As you can see from the pictures so far, there is a natural arch at the front of the log that already looks like a doorway. Instead of making or buying a door and attaching it there, I just made that arch look like a real door. I took some thin pliable cedar branches and braided them together, with the help of some floral wire, and then tacked it around that arch to make the doorway. I found an old clip-on earring that had no match (it actually belonged to my mother) in my jewelry box that I thought would make a really pretty doorknob. To put this on, I tapped a nail into the area where I thought a doorknob should be and then bent the nail with the hammer, just clipping the earring on to it. Then I tucked some moss in and around the arch.
A faerie house needs a few windows too! To make those, I used some pieces of that basket I cut up for the flowers, some pieces of plastic milk jugs and a glue gun. I assembled them first and then tacked them on to the log, making sure the tacks were hidden from view by putting them through at the very corners of the windows. I added a few tuffs of moss around them too.

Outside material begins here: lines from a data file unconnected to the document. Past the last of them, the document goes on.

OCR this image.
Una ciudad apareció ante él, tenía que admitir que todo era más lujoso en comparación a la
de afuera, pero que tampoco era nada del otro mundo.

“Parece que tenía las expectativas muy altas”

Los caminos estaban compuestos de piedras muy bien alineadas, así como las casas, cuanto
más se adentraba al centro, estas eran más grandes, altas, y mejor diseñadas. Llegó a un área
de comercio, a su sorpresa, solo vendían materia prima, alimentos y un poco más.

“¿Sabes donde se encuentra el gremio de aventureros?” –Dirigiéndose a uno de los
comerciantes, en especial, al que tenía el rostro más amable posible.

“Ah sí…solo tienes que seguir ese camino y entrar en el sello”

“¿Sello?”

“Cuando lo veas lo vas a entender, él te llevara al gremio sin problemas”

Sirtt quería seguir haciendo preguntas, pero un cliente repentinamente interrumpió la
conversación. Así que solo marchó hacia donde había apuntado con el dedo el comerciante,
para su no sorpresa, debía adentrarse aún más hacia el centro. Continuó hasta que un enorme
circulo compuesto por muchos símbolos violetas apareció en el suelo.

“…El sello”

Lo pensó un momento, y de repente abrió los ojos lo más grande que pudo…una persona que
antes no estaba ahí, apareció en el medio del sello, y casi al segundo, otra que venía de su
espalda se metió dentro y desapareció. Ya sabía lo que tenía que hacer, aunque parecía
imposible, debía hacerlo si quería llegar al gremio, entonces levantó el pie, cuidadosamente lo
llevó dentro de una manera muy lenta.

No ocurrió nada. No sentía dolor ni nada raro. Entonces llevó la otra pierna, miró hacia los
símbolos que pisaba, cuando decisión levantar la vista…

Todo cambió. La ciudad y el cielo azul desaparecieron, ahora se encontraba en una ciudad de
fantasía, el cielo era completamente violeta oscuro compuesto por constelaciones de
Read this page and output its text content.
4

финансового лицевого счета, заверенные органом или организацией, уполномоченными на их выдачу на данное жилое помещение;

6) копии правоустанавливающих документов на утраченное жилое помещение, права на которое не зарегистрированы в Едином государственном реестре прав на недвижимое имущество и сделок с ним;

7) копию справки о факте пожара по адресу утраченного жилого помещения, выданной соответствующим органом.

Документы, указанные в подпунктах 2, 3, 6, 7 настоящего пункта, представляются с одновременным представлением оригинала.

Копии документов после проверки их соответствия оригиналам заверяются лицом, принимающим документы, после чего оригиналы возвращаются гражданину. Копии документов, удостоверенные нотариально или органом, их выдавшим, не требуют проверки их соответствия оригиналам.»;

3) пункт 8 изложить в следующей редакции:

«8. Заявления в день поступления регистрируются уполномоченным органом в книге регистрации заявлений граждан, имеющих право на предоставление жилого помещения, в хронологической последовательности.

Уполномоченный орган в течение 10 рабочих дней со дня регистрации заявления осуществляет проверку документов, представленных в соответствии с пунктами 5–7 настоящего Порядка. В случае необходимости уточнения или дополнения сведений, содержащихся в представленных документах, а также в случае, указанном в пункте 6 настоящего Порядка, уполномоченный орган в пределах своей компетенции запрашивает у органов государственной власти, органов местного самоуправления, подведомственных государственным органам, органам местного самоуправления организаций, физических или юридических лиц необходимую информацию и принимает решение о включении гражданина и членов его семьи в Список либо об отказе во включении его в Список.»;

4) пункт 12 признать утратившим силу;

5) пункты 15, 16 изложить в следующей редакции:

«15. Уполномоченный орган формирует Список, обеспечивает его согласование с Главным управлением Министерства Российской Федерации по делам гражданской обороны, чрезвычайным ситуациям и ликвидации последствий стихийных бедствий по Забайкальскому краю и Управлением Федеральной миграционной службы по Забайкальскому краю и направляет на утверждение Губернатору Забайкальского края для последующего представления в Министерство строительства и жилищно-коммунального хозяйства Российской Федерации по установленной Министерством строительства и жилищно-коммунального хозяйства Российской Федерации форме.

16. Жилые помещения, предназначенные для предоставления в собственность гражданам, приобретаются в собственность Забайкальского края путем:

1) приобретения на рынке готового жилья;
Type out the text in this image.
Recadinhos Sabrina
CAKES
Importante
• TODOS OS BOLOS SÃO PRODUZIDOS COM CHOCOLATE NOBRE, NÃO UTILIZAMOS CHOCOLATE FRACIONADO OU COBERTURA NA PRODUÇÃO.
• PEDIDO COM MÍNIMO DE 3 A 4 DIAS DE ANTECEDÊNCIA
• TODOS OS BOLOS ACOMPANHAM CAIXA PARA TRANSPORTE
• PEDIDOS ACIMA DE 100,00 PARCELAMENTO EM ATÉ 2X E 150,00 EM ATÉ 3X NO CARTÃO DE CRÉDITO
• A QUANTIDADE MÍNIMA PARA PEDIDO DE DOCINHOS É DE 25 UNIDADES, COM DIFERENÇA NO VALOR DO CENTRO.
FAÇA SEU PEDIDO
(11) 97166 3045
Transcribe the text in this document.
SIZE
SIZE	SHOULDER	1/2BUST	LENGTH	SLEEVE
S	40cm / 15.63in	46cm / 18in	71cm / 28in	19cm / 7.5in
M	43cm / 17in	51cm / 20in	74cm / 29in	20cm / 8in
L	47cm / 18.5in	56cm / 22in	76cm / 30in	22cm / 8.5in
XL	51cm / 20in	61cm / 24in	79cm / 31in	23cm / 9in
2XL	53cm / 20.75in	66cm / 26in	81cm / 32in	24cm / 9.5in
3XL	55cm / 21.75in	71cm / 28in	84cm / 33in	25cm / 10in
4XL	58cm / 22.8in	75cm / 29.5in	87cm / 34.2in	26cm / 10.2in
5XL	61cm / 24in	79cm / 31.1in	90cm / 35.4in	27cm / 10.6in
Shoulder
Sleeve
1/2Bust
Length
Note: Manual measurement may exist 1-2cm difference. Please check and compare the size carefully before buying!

Over the next couple of days, I worked on getting a few items to add to the house - a broom, a watering can, a birdbath, an arbor and a bench. During this time, I noticed that the stone path kept shifting. Whether it was from the rain we had all week or from birds or squirrels romping around in the garden bed, I was not sure but I knew I had to do something to prevent it from happening again. Luckily, the items I bought for the faerie house came as a kit and, with it, there was a fence. I put this into the landscape, bending it here and there to make a winding path from the front door out into my garden.
I hope you all have a beautiful and blessed Litha/Summer Solstice! To my friends in the southern hemisphere, Winter Solstice Blessings!